Meer algemeen vereisen de flexibiliteitsbehoeften van ons elektriciteitsnetwerk dus toekomstgerichte afspraken tussen de diverse overheden en tal van stakeholders. Het Vlaamse regeerakkoord voor 2014-2019 beklemtoont op dat vlak de nood aan een breder gedragen langetermijnenergievisie. Een breed gedragen langetermijnenergievisie kan uitmonden in een energiepact tussen de diverse overheden en tal van stakeholders. Voor het Vlaamse Gewest zal een dergelijk energiepact van groot belang zijn voor de beleidsdoelstellingen inzake energie-efficiëntie, de hernieuwbare energieproductie, de versterking van de interconnecties, innovatieve oplossingen voor energieopslag en de energienorm. Zoals ik twee weken geleden al zei, wacht ik daarvoor niet op de federale overheid. Ik denk dat we zelf onze eigen visie moeten uitwerken. Hopelijk kunnen we dan ook snel naar een pact gaan met alle gewesten en gemeenschappen.
Gezien de grootte en de ligging van de geplande investeringen in Coo betreft het hier bevoegdheden van respectievelijk het federale beleidsniveau en het Waalse Gewest.
De heer Gryffroy heeft het woord.
Minister, ik dank u voor uw antwoord. We zijn uiteraard zeer ongeduldig wat het opstarten van de energievisie en het energiepact betreft. Kunt u daar al iets meer over zeggen? Wanneer zult u dat opstarten, en hoe? Was u op de hoogte van het bezoek van Maroš Šefcovic, de Europese commissaris bevoegd voor het energiebeleid? Was u daar ook bij, of werd u ter zake eventjes aan de zijlijn geplaatst?
Minister Turtelboom heeft het woord.
U weet dat we vorige keer hebben gesproken over de energievisie. We zullen ook zo snel mogelijk met dat plan van aanpak naar het parlement komen, uiteraard met respect voor de resolutie die er is.
Ja, ik was op de hoogte van het bezoek van de Europese commissaris. Ik was ook uitgenodigd, maar dat paste gewoon niet in mijn agenda. Het is vrij ver rijden. Ik heb echter regelmatig contact met hem. Na mijn en zijn aantreden hebben we een bilateraal gesprek gehad over de visie op energie. Onze kabinetten hebben ook regelmatig contact met elkaar. Coo is echter twee uur rijden van Brussel, dus dat was een tijdsvreter. Gewoon om praktische redenen was dat niet mogelijk in mijn agenda.

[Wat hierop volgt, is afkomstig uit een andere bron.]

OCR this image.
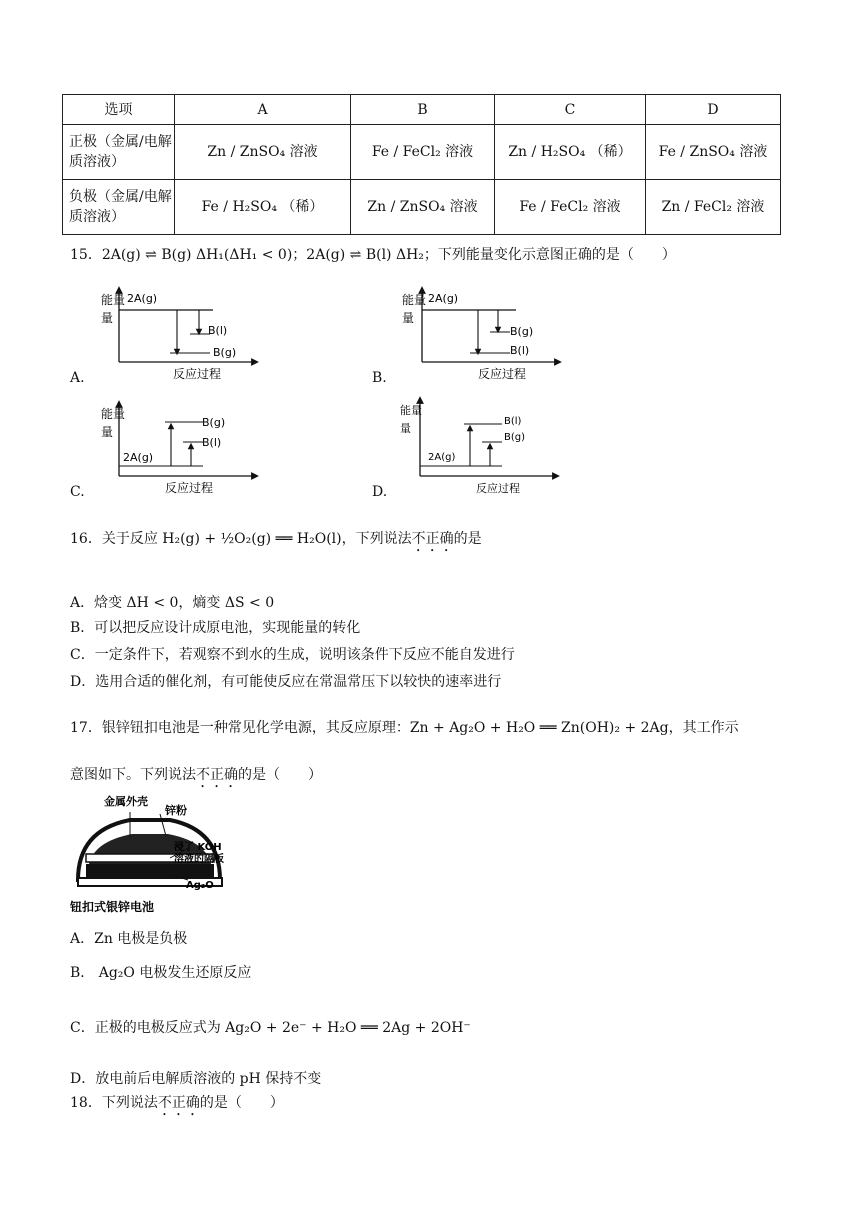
选项	A	B	C	D
正极（金属/电解质溶液）	Zn / ZnSO₄ 溶液	Fe / FeCl₂ 溶液	Zn / H₂SO₄ （稀）	Fe / ZnSO₄ 溶液
负极（金属/电解质溶液）	Fe / H₂SO₄ （稀）	Zn / ZnSO₄ 溶液	Fe / FeCl₂ 溶液	Zn / FeCl₂ 溶液
15．2A(g) ⇌ B(g) ΔH₁(ΔH₁ < 0)；2A(g) ⇌ B(l) ΔH₂；下列能量变化示意图正确的是（　　）
能量
量
2A(g)
B(l)
B(g)
反应过程
A.
能量
量
2A(g)
B(g)
B(l)
反应过程
B.
能量
量
B(g)
B(l)
2A(g)
反应过程
C.
能量
量
B(l)
B(g)
2A(g)
反应过程
D.
16．关于反应 H₂(g) + ½O₂(g) ══ H₂O(l)，下列说法不正确的是
A．焓变 ΔH < 0，熵变 ΔS < 0
B．可以把反应设计成原电池，实现能量的转化
C．一定条件下，若观察不到水的生成，说明该条件下反应不能自发进行
D．选用合适的催化剂，有可能使反应在常温常压下以较快的速率进行
17．银锌钮扣电池是一种常见化学电源，其反应原理：Zn + Ag₂O + H₂O ══ Zn(OH)₂ + 2Ag，其工作示
意图如下。下列说法不正确的是（　　）
金属外壳
锌粉
浸了 KOH
溶液的隔板
Ag₂O
钮扣式银锌电池
A．Zn 电极是负极
B． Ag₂O 电极发生还原反应
C．正极的电极反应式为 Ag₂O + 2e⁻ + H₂O ══ 2Ag + 2OH⁻
D．放电前后电解质溶液的 pH 保持不变
18．下列说法不正确的是（　　）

De heer Gryffroy heeft het woord.
Ik stelde die laatste vraag omdat we in een andere commissie dezelfde discussie hebben gehad. Ik denk dat collega Bothuyne daar ook bij was. We zijn er vooral bezorgd over dat de Vlaamse bezorgdheden ook zouden worden overgemaakt aan de Europese commissaris. Europese commissarissen zijn immers nogal vaak geneigd om te kijken naar de entiteit waarmee ze praten. Voor hen is dat België, maar er kunnen soms duidelijke verschillen zijn qua behoeften en vragen tussen Vlaanderen, Brussel en Wallonië. We dringen er dus heel sterk op aan dat wij ook heel duidelijk onze stem laten horen. Anders krijg je soms een draak van een verhaal vanuit Europa, dat niets met onze energievisie te maken blijkt te hebben. De impact ter zake van Vlaanderen is dus ook heel belangrijk.
Om die reden doen we dat ook rechtstreeks.
De vraag om uitleg is afgehandeld.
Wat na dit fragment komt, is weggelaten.